TheSexGoddess 2004-04-21 . chapter 6
a great author with a great story. something i so long to attain with my posted stories. if you every stopped writing the world would truly be at a disadvantage.
Lion Rose 2004-03-14 . chapter 6
Very, very interesting. It seems that a lot must be explained about Keira's life now. I have so many questions; please explain some in the next chapter!
It is always great to do something mysterious like this, jumping into something unknown and explaining everything from the main character's perspective. However, maybe you should write from the man's perspective in the next chapter, just to help explain wait has gone on over the last 10 years of Keira's life. Either that or Keira could do her own reflection.
Whatever you do, I'll probably still like it. Love the name of the chapter!
^_^LionRose
Lion Rose 2004-03-02 . chapter 5
Okie, I'm back for the other two! It seems that after your second chapter, the plot gets a bit jolty. Are you going to explain the dream she experienced eventually? Jamie and Moonie popped up without much intoduction. This sounds mean, but it seems strange that Darren and Keira suddenly have feelings for each other; I got the impression from the first 3 chapters that she was over him and vice versa. Then again, this could just be another example of Keira's hectic/messed up life. Yes, I believe the story truly lives up to the title.
^_^LionRose
Lion Rose 2004-03-01 . chapter 3
I promise I will come back for the next 2 chapters, but so far, the story lives up to it's ironic name.
I like the fact that the character isn't perfect, and that she has many problems that plague her life, but is there such a thing as being too flawed? I like her agressive attitude, but it seems that she is constantly coming up against something negative. Maybe you're just trying to enhance the overall irony.
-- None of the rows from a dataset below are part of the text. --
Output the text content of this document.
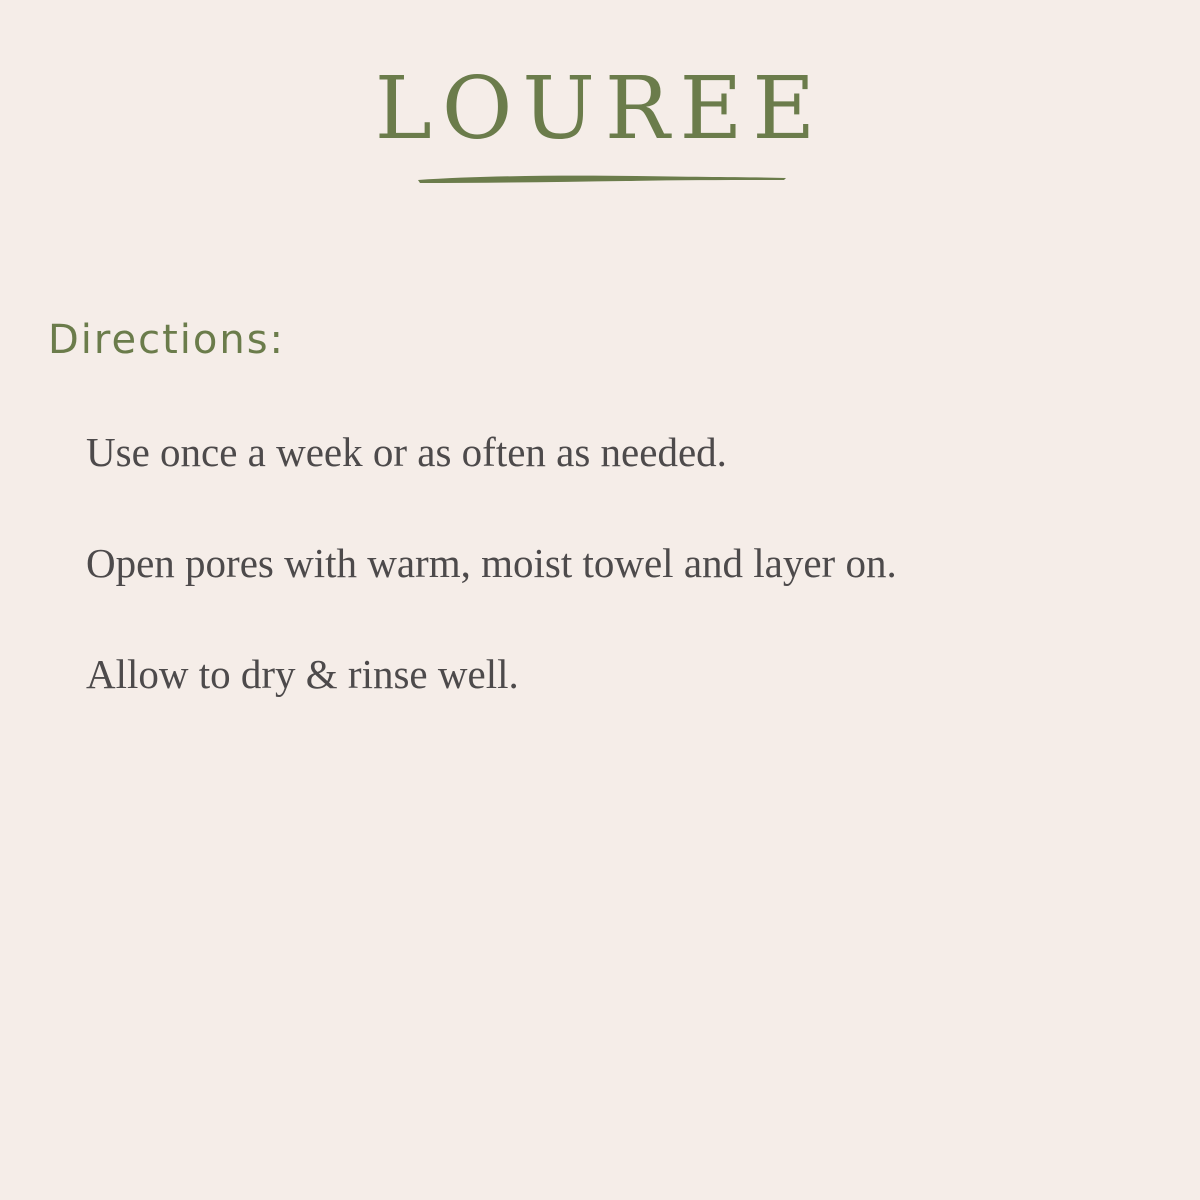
LOUREE
Directions:
Use once a week or as often as needed.
Open pores with warm, moist towel and layer on.
Allow to dry & rinse well.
As well, I was wondering about part of her description. From prologue: "Her shoes were the ratty remains of three-year-old used-and-abused dog chew toys" is fine, but then only a paragraph later, she's wearing high boots. "Dog chew toys" makes me think of shoes more along the lines of ratty sneakers.
No problems owing to grammar or spelling; in fact, I like your writing style.
^_^LionRose
P.S.: You write really good reviews! Would you might critiqueing my story "Treasure"? I would really appreciate it.
Rebelious Pigtail 2003-08-14 . chapter 3
Wow! I don't know why this is in the humor section... but its pretty goddamn good! I can really relate to this girl. You explain all the motions and emotions so gracefully, keep it up, I'd love to hear more!